If the company simply ran background check materials through an additional database, that probably wouldn’t feed the case of drivers seeking employee classification. But if Uber puts a new requirement on drivers to be fingerprinted, that might come up in such a labor dispute.
Delaney, who represents employers in labor arbitrations, says that while fingerprinting wouldn't necesarily provide enough fodder to nudge drivers into classifications as employees, she imagines it’s an idea that has crossed the minds of Uber’s legal team.
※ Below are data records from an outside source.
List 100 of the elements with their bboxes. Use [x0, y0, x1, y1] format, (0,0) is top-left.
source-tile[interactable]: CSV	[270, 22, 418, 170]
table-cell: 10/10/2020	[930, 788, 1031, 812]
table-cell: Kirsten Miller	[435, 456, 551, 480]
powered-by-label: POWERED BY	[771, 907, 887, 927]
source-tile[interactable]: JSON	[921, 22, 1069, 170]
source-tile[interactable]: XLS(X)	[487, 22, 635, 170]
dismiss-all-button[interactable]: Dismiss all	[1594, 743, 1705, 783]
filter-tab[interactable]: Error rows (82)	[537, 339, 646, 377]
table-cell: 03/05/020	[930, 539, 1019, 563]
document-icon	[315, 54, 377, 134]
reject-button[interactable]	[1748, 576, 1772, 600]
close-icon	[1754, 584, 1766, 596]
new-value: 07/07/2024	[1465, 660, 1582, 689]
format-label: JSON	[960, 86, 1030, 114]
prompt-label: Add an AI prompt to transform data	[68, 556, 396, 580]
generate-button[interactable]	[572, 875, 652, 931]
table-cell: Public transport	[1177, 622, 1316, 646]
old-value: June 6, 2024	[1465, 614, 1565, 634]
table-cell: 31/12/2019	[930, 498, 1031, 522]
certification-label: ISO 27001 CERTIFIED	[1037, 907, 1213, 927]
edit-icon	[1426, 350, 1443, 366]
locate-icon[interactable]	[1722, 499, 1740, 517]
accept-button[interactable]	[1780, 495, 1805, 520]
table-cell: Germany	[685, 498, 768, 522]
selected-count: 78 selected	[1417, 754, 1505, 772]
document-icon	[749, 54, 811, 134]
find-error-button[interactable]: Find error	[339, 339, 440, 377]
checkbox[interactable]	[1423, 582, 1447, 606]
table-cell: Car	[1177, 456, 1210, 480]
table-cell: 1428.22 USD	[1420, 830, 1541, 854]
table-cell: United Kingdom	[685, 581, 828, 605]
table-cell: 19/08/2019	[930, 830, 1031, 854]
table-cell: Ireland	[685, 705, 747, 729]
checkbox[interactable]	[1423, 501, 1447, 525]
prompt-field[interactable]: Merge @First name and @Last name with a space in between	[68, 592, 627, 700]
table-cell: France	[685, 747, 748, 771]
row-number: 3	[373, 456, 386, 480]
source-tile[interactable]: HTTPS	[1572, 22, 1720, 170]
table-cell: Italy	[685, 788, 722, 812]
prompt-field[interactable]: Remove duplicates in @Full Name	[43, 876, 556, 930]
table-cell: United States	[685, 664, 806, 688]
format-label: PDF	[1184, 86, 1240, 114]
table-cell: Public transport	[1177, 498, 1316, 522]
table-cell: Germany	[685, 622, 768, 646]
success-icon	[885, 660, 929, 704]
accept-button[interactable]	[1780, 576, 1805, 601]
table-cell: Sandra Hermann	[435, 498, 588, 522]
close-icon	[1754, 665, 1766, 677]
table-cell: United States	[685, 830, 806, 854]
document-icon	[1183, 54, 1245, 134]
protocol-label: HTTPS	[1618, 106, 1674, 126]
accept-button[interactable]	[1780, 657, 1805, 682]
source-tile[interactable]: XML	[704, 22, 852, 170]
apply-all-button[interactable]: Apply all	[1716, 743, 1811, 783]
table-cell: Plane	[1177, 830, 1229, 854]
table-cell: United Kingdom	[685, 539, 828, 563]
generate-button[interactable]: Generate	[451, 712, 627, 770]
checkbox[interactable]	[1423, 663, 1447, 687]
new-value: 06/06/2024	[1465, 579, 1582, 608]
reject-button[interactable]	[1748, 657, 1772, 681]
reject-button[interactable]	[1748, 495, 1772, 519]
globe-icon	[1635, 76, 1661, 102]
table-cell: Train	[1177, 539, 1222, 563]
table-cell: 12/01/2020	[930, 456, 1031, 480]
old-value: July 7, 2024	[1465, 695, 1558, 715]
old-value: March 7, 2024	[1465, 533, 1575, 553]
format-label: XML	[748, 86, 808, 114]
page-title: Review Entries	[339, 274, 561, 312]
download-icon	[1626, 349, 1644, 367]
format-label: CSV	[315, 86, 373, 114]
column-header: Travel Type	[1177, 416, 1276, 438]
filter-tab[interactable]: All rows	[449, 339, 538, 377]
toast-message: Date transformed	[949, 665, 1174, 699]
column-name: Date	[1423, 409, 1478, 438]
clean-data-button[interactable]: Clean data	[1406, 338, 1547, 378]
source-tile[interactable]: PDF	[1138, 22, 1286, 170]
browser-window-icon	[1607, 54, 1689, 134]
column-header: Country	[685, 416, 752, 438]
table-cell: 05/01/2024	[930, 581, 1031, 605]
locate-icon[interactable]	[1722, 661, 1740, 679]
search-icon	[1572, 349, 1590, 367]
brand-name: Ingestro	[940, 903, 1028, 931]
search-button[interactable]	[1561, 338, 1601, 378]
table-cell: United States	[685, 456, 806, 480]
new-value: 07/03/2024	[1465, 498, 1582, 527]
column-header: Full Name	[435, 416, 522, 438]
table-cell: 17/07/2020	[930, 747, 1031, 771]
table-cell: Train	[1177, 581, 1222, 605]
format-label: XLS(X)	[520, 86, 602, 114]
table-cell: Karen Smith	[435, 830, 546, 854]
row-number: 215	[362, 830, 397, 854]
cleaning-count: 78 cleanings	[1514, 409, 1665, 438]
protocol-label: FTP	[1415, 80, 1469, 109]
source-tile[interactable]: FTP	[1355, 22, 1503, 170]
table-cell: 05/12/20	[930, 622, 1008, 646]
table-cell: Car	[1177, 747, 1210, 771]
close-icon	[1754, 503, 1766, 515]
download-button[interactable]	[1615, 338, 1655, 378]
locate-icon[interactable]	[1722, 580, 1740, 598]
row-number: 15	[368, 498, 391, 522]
Companies relying on 1099 employees or private contractors regularly use quick-turnaround background check companies to provide consumers with a sense of security. At least in the case of ridesharing companies, these background checks don’t always meet the rigor of checks required for taxi drivers in certain areas. In some cases, companies offering the checks can tweak them to fit local procedures.
Members of Congress have in the past asked Uber, Lyft, and Sidecar to incorporate fingerprinting into their background checks. The eight legislators contended that state-regulated taxi companies regularly went through such procedures.
And the San Francisco and Los Angeles district attorneys have asserted that Uber’s background check processes could not have uncovered the criminal records of the 25 drivers in question, in part because the process doesn’t use biometric identifiers like fingerprinting, according to the New York Times.
Uber told the Times that the service typically used by taxi companies for background checks, Live Scan, was not necessarily more accurate than what Uber uses.
“The reality is that neither is 100 percent foolproof--as we discovered last year when putting hundreds of people through our checks who identified themselves as taxi drivers,” an Uber statement said. “That process uncovered convictions for D.U.I., rape, attempted murder, child abuse, and violence.”
In addition to calling into question the effectiveness of the checks taxi companies use, Uber has also argued that the fingerprinting requirement is too onerous and may make it harder for the company to keep up a steady stream of new drivers.
Uber was contacted with a request for comment, and this post will be updated if the company responds.